Other roads planned extend the Suncoast Parkway 150 miles to the Georgia border and add 30 miles to Florida’s Turnpike near Wildwood so it connects with the new tract of Suncoast. Supporters say Florida’s growth rate is demanding new roads.
The Florida Department of Transportation in January is expected to unveil tentative routes for the highways, which now are described only as broad corridors. Galvano said it is likely that new legislation will advance in the Senate aimed at supporting goals of improving water, sewer and broadband access in the paths of the roads.
Galvano said the legislation will address policy matters and be backed by state money.
In other matters, Galvano touched on some of the emerging differences between the state’s ruling Republicans heading into the session.
He said the Senate will likely revise Gov. Ron De-Santis’ $900 million teacher pay and bonus plan. Galvano acknowledged the governor’s push to bring minimum teacher salaries to $47,500 — second highest in the nation for base pay — could create problems in counties where veteran educators may be left behind.
“When you put it as a one-size-fits-all, then you can create some practical problems as well as some inequities,” Galvano said.
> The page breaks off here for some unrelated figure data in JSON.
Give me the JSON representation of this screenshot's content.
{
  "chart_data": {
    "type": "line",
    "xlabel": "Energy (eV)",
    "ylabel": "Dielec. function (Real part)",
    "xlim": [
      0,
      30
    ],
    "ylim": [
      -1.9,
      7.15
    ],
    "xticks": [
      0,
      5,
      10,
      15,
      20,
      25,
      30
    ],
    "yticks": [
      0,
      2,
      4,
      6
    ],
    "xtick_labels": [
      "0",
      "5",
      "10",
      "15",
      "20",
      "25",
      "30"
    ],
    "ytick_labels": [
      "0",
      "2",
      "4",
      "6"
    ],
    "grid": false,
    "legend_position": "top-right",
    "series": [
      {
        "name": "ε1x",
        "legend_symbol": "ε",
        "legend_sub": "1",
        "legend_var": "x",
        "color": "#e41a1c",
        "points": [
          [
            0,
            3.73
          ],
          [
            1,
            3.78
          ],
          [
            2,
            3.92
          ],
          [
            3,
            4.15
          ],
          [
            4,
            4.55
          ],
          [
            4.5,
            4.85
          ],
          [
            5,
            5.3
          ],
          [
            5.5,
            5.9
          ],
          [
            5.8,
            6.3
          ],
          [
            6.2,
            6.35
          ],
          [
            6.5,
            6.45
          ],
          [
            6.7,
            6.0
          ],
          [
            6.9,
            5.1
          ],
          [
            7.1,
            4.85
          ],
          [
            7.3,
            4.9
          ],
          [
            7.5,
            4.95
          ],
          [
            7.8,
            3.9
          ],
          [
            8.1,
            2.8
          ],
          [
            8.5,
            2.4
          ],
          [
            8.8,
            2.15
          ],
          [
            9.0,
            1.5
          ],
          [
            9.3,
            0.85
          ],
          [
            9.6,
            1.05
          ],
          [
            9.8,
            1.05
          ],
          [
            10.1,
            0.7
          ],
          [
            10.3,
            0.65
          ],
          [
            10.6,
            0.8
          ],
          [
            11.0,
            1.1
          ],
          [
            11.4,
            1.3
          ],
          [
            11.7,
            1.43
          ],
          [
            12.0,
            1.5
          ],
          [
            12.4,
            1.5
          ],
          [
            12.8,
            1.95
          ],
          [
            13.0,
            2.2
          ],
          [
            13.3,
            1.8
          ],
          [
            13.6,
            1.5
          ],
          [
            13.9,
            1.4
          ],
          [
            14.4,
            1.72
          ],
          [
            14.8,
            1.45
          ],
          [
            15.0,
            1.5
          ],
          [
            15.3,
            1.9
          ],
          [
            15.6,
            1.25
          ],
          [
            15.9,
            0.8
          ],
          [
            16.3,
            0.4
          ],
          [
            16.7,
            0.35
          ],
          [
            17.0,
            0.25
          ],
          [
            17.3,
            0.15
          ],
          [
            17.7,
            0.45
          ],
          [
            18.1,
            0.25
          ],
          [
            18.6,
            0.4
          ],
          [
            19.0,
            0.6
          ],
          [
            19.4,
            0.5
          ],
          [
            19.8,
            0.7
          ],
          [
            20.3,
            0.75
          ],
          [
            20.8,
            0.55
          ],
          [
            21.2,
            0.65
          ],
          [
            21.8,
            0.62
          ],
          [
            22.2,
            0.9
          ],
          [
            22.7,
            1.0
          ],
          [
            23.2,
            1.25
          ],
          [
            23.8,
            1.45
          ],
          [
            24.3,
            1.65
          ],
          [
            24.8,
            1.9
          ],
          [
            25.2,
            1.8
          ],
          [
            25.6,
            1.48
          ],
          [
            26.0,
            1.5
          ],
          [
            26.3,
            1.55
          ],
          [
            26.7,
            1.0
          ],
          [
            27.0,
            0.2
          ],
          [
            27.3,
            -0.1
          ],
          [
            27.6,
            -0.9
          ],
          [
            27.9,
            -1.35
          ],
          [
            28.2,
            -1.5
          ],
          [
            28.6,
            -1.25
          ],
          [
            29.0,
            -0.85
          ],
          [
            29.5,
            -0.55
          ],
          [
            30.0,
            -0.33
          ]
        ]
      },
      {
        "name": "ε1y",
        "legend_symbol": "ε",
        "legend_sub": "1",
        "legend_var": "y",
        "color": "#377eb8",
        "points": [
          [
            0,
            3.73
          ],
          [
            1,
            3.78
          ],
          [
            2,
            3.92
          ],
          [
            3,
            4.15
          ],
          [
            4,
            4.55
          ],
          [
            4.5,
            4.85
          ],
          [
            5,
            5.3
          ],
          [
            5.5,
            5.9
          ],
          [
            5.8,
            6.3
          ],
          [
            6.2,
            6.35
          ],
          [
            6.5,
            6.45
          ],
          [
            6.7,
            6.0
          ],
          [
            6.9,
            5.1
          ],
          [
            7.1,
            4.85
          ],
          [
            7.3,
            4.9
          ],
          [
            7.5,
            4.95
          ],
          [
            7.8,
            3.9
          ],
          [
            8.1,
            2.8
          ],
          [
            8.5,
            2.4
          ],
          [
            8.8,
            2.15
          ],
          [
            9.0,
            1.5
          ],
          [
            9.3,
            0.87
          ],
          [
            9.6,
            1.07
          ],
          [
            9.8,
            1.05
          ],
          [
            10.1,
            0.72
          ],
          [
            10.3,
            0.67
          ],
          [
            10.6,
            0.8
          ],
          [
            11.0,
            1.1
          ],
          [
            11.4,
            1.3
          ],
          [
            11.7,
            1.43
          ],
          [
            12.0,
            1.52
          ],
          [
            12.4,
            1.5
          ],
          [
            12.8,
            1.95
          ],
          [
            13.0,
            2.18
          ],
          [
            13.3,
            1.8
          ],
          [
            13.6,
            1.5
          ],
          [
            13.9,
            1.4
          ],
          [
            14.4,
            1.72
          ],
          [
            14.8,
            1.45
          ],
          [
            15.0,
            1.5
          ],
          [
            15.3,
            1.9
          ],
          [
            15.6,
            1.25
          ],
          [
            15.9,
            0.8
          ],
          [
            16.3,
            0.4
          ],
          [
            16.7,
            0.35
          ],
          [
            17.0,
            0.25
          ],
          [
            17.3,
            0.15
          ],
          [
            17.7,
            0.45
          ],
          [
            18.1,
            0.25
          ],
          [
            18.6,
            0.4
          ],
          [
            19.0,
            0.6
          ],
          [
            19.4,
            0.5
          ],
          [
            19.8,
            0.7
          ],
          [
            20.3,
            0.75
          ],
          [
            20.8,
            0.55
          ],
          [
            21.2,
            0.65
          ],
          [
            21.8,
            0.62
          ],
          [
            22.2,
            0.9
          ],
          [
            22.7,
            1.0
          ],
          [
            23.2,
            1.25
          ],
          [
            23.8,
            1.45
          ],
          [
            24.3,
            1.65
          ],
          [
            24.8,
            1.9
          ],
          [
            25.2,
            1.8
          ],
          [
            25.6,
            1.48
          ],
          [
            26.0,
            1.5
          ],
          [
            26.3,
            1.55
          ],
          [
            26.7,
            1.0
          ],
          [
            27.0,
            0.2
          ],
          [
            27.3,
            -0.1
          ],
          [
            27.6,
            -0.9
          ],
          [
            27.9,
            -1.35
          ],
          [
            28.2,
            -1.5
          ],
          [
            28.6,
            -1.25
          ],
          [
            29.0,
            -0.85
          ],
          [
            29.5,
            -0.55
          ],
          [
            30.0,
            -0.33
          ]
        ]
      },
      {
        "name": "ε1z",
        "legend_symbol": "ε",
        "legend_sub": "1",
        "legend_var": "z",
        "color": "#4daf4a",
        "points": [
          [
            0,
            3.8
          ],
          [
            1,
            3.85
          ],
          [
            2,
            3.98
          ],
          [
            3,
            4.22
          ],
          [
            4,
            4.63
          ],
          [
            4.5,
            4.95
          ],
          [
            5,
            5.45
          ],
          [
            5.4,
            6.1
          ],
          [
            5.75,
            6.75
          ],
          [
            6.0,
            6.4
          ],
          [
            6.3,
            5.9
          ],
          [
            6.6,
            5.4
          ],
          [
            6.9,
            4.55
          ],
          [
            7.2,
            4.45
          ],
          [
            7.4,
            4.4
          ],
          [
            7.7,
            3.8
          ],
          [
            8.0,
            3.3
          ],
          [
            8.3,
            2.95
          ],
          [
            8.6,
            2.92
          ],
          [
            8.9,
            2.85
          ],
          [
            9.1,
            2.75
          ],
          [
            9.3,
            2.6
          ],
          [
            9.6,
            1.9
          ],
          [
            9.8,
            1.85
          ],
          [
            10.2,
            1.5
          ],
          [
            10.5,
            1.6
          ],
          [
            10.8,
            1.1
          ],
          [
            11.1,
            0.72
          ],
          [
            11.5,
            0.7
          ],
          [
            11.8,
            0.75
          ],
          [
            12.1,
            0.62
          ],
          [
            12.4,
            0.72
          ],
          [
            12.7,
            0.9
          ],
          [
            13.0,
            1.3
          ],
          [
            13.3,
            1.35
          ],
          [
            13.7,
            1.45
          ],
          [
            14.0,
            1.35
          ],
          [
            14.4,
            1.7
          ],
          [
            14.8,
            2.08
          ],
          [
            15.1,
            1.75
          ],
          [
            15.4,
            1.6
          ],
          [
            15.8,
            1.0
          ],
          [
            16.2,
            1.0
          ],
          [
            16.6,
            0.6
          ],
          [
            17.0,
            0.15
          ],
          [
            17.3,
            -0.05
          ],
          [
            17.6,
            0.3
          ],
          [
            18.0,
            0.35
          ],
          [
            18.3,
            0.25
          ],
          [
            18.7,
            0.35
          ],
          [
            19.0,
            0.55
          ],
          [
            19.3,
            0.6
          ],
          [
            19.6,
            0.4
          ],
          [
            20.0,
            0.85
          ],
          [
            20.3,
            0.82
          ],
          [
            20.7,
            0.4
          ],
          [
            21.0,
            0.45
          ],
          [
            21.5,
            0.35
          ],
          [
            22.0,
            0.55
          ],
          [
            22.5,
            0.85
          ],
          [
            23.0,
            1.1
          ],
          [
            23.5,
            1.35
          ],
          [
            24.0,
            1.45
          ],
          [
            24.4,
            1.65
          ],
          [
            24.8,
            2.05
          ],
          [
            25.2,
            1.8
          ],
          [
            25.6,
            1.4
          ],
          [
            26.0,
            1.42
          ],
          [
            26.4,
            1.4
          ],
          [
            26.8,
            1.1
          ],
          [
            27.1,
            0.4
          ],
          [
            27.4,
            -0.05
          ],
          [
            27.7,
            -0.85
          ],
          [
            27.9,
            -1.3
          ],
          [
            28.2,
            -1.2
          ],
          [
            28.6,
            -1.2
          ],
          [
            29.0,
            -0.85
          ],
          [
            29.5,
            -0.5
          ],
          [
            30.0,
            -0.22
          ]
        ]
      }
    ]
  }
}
Galvano also said the Senate was considering an approach similar to that backed by the state’s largest teachers union, the Florida Education Association, which would give local school districts more authority over how the pay raises are distributed.
House Speaker Jose Oliva, R-Miami, has raised questions about the pay package. And he has drawn a sharp contrast with the governor and the Senate over the future of Visit Florida, the state’s tourist marketing agency.
Oliva supports the state’s current plans to abolish Visit Florida on June 30 – calling it unnecessary spending. But DeSantis in his state budget proposal steers $50 million to the agency and wants to see it continue.
So does Galvano.
“There is a role that we see for Visit Florida,” Galvano said.
“I have seen how it has become more efficient and focused … we’ll work through it.”